Netmap extensions for virtualization come to the rescue, offering a solution that upgrades Bhyve to a state of the art tool for Network Function Virtualization, allowing over 20 Gbit/s of TCP throughput and over 20 Mpps of packet rate.

Several enhancements have been designed for netmap to support virtualization. Support for various paravirtualized drivers (virtio-net, Xen netfront/netback) allows netmap applications to run in the VM over fast paravirtualized I/O devices. The VALE software switch, that provides scalable high performance local communication (over 20 Mpps between two switch ports), can then be used to connect multiple VMs together.

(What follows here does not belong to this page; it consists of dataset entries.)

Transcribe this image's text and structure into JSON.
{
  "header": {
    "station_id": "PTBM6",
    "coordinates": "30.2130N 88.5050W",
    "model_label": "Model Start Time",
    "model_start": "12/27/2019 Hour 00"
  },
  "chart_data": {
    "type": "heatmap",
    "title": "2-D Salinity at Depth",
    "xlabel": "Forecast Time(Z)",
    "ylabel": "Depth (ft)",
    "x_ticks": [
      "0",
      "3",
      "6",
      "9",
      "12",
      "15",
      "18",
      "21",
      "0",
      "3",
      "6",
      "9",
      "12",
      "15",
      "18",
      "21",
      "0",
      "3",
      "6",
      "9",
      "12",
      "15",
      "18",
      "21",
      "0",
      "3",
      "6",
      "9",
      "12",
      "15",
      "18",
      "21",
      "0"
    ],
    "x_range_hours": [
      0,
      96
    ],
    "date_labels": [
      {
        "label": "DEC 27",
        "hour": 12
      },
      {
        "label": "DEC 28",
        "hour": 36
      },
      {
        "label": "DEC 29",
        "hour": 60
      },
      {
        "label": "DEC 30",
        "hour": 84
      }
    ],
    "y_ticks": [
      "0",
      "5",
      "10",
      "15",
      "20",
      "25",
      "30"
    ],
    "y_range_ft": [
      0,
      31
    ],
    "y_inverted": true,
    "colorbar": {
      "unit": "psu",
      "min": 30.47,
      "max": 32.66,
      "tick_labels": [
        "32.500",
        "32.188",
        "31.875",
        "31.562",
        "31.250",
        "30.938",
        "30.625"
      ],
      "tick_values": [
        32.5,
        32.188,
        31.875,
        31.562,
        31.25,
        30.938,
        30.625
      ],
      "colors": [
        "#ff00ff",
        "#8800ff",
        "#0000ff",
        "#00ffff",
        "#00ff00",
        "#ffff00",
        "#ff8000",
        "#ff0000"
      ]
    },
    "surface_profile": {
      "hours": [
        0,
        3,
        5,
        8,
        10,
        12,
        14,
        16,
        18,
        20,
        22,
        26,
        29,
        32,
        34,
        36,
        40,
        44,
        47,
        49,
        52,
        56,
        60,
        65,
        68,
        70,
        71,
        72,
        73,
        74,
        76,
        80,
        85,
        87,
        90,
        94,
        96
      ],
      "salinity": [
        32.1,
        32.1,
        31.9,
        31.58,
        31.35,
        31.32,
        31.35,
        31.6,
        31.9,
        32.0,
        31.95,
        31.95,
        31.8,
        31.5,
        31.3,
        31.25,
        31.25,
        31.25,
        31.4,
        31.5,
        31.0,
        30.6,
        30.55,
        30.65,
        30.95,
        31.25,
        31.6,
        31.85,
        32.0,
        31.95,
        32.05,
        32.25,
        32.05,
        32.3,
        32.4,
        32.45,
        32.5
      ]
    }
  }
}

However, in a typical scenario with two communicating netmap applications running in different VMs (on the same host) connected through a VALE switch, the journey of a packet is still quite convoluted. The main issues is that while netmap is fast on both the host (the VALE switch) and the guest (interaction between application and the emulated device), each packet still needs to be processed from the hypervisor, which needs to emulate the device model used in the guest (e.g. e1000, virtio-net). The emulation involves device-specific overhead (queue processing, format conversions, packet copies, address translations) which limits the maximum packet rate between the two VMs to 2-5 Mpps.

To overcome these limitations, this talk presents ptnetmap as a passthrough technique to completely avoid hypervisor processing in the packet datapath, unblocking the full potential of netmap also for VM environments. With ptnetmap, a netmap port on the host can be exposed to the guest in a protected way (as a "ptnet" interface), so that netmap applications in the guest can directly access the rings and packet buffers of the host port, avoiding all the extra overhead involved in the emulation of network devices. Similarly to VirtIO paravirtualization, synchronization between guest netmap and host netmap happens through a shared memory area, which is used to store producer-consumer state and notification suppression flags.

Finally, the full support for TSO/checksum offloadings offered by VALE allows ptnet interfaces to optimize traditional socket applications, as these offloadings are available for the guest kernel.